= Jack Gallagher (comedian) =

American actor and comedian

Jack Gallagher (born August 15, 1953) is an American comedian, actor, and writer with a recurring role on the HBO sitcom Curb Your Enthusiasm. As a television host, he has won Emmy Awards for his work on the PBS series Money Moves, Off-Limits, and Kids, Cash and Common Sense. He was the host of the California Lottery's The Big Spin game show from 1996 to 1998.

Not to be confused with the comedian who goes by the single name Gallagher, nor the Dave Chappelle Gallagher parody character, Black Gallagher, Jack Gallagher does not use props in his comedy.
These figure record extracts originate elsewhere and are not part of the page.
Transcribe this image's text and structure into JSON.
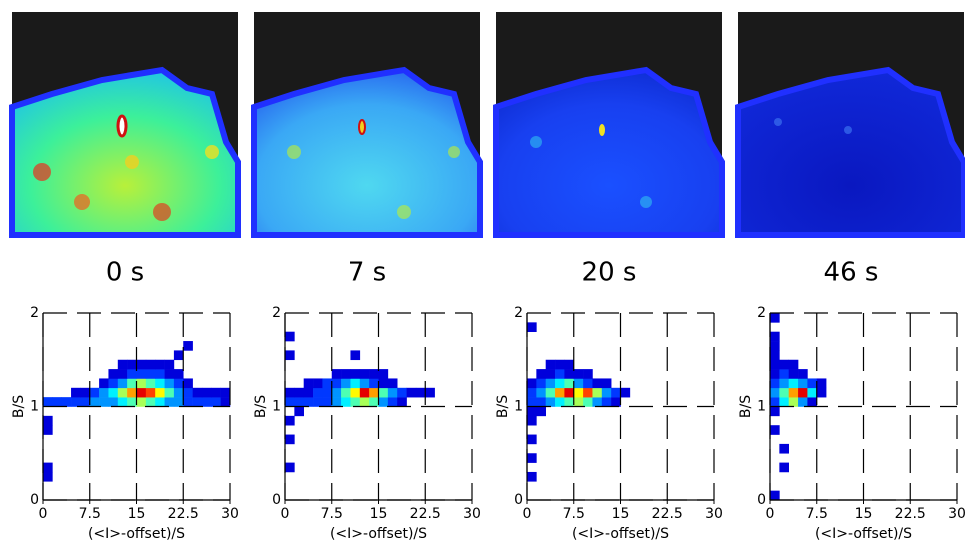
{
  "chart_data": [
    {
      "type": "heatmap",
      "title": "0 s",
      "xlabel": "(<I>-offset)/S",
      "ylabel": "B/S",
      "xlim": [
        0,
        30
      ],
      "xticks": [
        0,
        7.5,
        15,
        22.5,
        30
      ],
      "ylim": [
        0,
        2
      ],
      "yticks": [
        0,
        1,
        2
      ],
      "grid": true,
      "bin_size": [
        1.5,
        0.1
      ],
      "x": [
        0,
        1.5,
        3,
        4.5,
        6,
        7.5,
        9,
        10.5,
        12,
        13.5,
        15,
        16.5,
        18,
        19.5,
        21,
        22.5,
        24,
        25.5,
        27,
        28.5,
        4.5,
        6,
        7.5,
        9,
        10.5,
        12,
        13.5,
        15,
        16.5,
        18,
        19.5,
        21,
        22.5,
        24,
        25.5,
        27,
        28.5,
        9,
        10.5,
        12,
        13.5,
        15,
        16.5,
        18,
        19.5,
        21,
        22.5,
        10.5,
        12,
        13.5,
        15,
        16.5,
        18,
        19.5,
        21,
        12,
        13.5,
        15,
        16.5,
        18,
        19.5,
        0,
        0,
        0,
        0,
        22.5,
        21
      ],
      "y": [
        1,
        1,
        1,
        1,
        1,
        1,
        1,
        1,
        1,
        1,
        1,
        1,
        1,
        1,
        1,
        1,
        1,
        1,
        1,
        1,
        1.1,
        1.1,
        1.1,
        1.1,
        1.1,
        1.1,
        1.1,
        1.1,
        1.1,
        1.1,
        1.1,
        1.1,
        1.1,
        1.1,
        1.1,
        1.1,
        1.1,
        1.2,
        1.2,
        1.2,
        1.2,
        1.2,
        1.2,
        1.2,
        1.2,
        1.2,
        1.2,
        1.3,
        1.3,
        1.3,
        1.3,
        1.3,
        1.3,
        1.3,
        1.3,
        1.4,
        1.4,
        1.4,
        1.4,
        1.4,
        1.4,
        0.8,
        0.7,
        0.3,
        0.2,
        1.6,
        1.5
      ],
      "values": [
        2,
        2,
        2,
        2,
        2,
        3,
        3,
        3,
        4,
        5,
        6,
        5,
        4,
        3,
        3,
        2,
        2,
        2,
        2,
        1,
        1,
        1,
        2,
        3,
        4,
        6,
        8,
        10,
        9,
        7,
        5,
        3,
        2,
        1,
        1,
        1,
        1,
        1,
        2,
        3,
        5,
        6,
        5,
        4,
        3,
        2,
        1,
        1,
        1,
        2,
        2,
        2,
        2,
        1,
        1,
        1,
        1,
        1,
        1,
        1,
        1,
        1,
        1,
        1,
        1,
        1,
        1
      ]
    },
    {
      "type": "heatmap",
      "title": "7 s",
      "xlabel": "(<I>-offset)/S",
      "ylabel": "B/S",
      "xlim": [
        0,
        30
      ],
      "xticks": [
        0,
        7.5,
        15,
        22.5,
        30
      ],
      "ylim": [
        0,
        2
      ],
      "yticks": [
        0,
        1,
        2
      ],
      "grid": true,
      "bin_size": [
        1.5,
        0.1
      ],
      "x": [
        0,
        1.5,
        3,
        4.5,
        6,
        7.5,
        9,
        10.5,
        12,
        13.5,
        15,
        16.5,
        18,
        0,
        1.5,
        3,
        4.5,
        6,
        7.5,
        9,
        10.5,
        12,
        13.5,
        15,
        16.5,
        18,
        19.5,
        21,
        22.5,
        3,
        4.5,
        6,
        7.5,
        9,
        10.5,
        12,
        13.5,
        15,
        16.5,
        7.5,
        9,
        10.5,
        12,
        13.5,
        15,
        0,
        0,
        10.5,
        0,
        0,
        0,
        1.5
      ],
      "y": [
        1,
        1,
        1,
        1,
        1,
        1,
        1,
        1,
        1,
        1,
        1,
        1,
        1,
        1.1,
        1.1,
        1.1,
        1.1,
        1.1,
        1.1,
        1.1,
        1.1,
        1.1,
        1.1,
        1.1,
        1.1,
        1.1,
        1.1,
        1.1,
        1.1,
        1.2,
        1.2,
        1.2,
        1.2,
        1.2,
        1.2,
        1.2,
        1.2,
        1.2,
        1.2,
        1.3,
        1.3,
        1.3,
        1.3,
        1.3,
        1.3,
        1.7,
        1.5,
        1.5,
        0.8,
        0.6,
        0.3,
        0.9
      ],
      "values": [
        2,
        2,
        2,
        2,
        2,
        3,
        4,
        5,
        6,
        5,
        3,
        2,
        1,
        1,
        1,
        1,
        2,
        2,
        3,
        5,
        7,
        10,
        8,
        5,
        3,
        2,
        1,
        1,
        1,
        1,
        1,
        2,
        2,
        3,
        4,
        3,
        2,
        1,
        1,
        1,
        1,
        1,
        1,
        1,
        1,
        1,
        1,
        1,
        1,
        1,
        1,
        1
      ]
    },
    {
      "type": "heatmap",
      "title": "20 s",
      "xlabel": "(<I>-offset)/S",
      "ylabel": "B/S",
      "xlim": [
        0,
        30
      ],
      "xticks": [
        0,
        7.5,
        15,
        22.5,
        30
      ],
      "ylim": [
        0,
        2
      ],
      "yticks": [
        0,
        1,
        2
      ],
      "grid": true,
      "bin_size": [
        1.5,
        0.1
      ],
      "x": [
        0,
        1.5,
        3,
        4.5,
        6,
        7.5,
        9,
        10.5,
        12,
        13.5,
        0,
        1.5,
        3,
        4.5,
        6,
        7.5,
        9,
        10.5,
        12,
        13.5,
        15,
        0,
        1.5,
        3,
        4.5,
        6,
        7.5,
        9,
        10.5,
        12,
        1.5,
        3,
        4.5,
        6,
        7.5,
        9,
        3,
        4.5,
        6,
        0,
        0,
        0,
        0,
        0,
        0,
        1.5
      ],
      "y": [
        1,
        1,
        1,
        1,
        1,
        1,
        1,
        1,
        1,
        1,
        1.1,
        1.1,
        1.1,
        1.1,
        1.1,
        1.1,
        1.1,
        1.1,
        1.1,
        1.1,
        1.1,
        1.2,
        1.2,
        1.2,
        1.2,
        1.2,
        1.2,
        1.2,
        1.2,
        1.2,
        1.3,
        1.3,
        1.3,
        1.3,
        1.3,
        1.3,
        1.4,
        1.4,
        1.4,
        1.8,
        0.9,
        0.8,
        0.6,
        0.4,
        0.2,
        0.9
      ],
      "values": [
        2,
        2,
        3,
        4,
        5,
        6,
        5,
        3,
        2,
        1,
        2,
        3,
        5,
        8,
        10,
        7,
        9,
        6,
        3,
        2,
        1,
        1,
        2,
        3,
        4,
        5,
        3,
        2,
        1,
        1,
        1,
        1,
        2,
        1,
        1,
        1,
        1,
        1,
        1,
        1,
        1,
        1,
        1,
        1,
        1,
        1
      ]
    },
    {
      "type": "heatmap",
      "title": "46 s",
      "xlabel": "(<I>-offset)/S",
      "ylabel": "B/S",
      "xlim": [
        0,
        30
      ],
      "xticks": [
        0,
        7.5,
        15,
        22.5,
        30
      ],
      "ylim": [
        0,
        2
      ],
      "yticks": [
        0,
        1,
        2
      ],
      "grid": true,
      "bin_size": [
        1.5,
        0.1
      ],
      "x": [
        0,
        1.5,
        3,
        4.5,
        6,
        0,
        1.5,
        3,
        4.5,
        6,
        7.5,
        0,
        1.5,
        3,
        4.5,
        6,
        7.5,
        0,
        1.5,
        3,
        4.5,
        0,
        1.5,
        3,
        0,
        0,
        0,
        0,
        0,
        0,
        1.5,
        1.5,
        0
      ],
      "y": [
        1,
        1,
        1,
        1,
        1,
        1.1,
        1.1,
        1.1,
        1.1,
        1.1,
        1.1,
        1.2,
        1.2,
        1.2,
        1.2,
        1.2,
        1.2,
        1.3,
        1.3,
        1.3,
        1.3,
        1.4,
        1.4,
        1.4,
        1.9,
        1.7,
        1.6,
        1.5,
        0.9,
        0.7,
        0.5,
        0.3,
        0
      ],
      "values": [
        2,
        4,
        6,
        3,
        1,
        3,
        5,
        8,
        10,
        4,
        1,
        2,
        3,
        4,
        3,
        2,
        1,
        1,
        2,
        1,
        1,
        1,
        1,
        1,
        1,
        1,
        1,
        1,
        1,
        1,
        1,
        1,
        1
      ]
    }
  ]
}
He is the author and performer of eight critically acclaimed one-man shows: Letters to Declan (1993), Just the Guy (2002), What He Left (2006), A Different Kind of Cool (2010), Complete and Unfinished (2013) "5 Songs" (2015), "Concussed: Four Days In The Dark" (2017) and "A Stand-up Guy" (2019).

Gallagher became a regular at the Improv in Los Angeles and appeared on The Tonight Show with both Johnny Carson and Jay Leno, as well as appearances on Late Night with Conan O'Brien before launching an acting career in the movie Shakes the Clown with Bobcat Goldthwait. His other films include Heartbreak Ridge with Clint Eastwood and the made-for-television Incident at Ruby Ridge.

Gallagher briefly starred in his own sitcom, Bringing up Jack on ABC. He can now be seen as the co-host of the syndicated Public Television series MoneyTrack. Gallagher grew up and graduated from high school in West Bridgewater, Massachusetts and lived for many years in Sacramento, California with his wife Jean Ellen and two sons, Declan and Liam.

In 2024, the Gallagher family quietly began the process of moving "home," to the Cape Cod region of Massachusetts. In the spring of 2026, Jack Gallagher presented An Irish Goodbye, his "last one-man show" at the B Street Theater in Sacramento. In that show, Jack stated that his son Declan is married and living in Liverpool. His son Liam expressed some reluctance to leave Sacramento, but decided he'd give Massachusetts a shot. On March 17, 2026, Jack and Declan discussed life, the move, and the show at B Street with Kitty O'Neal at talk radio station KFBK.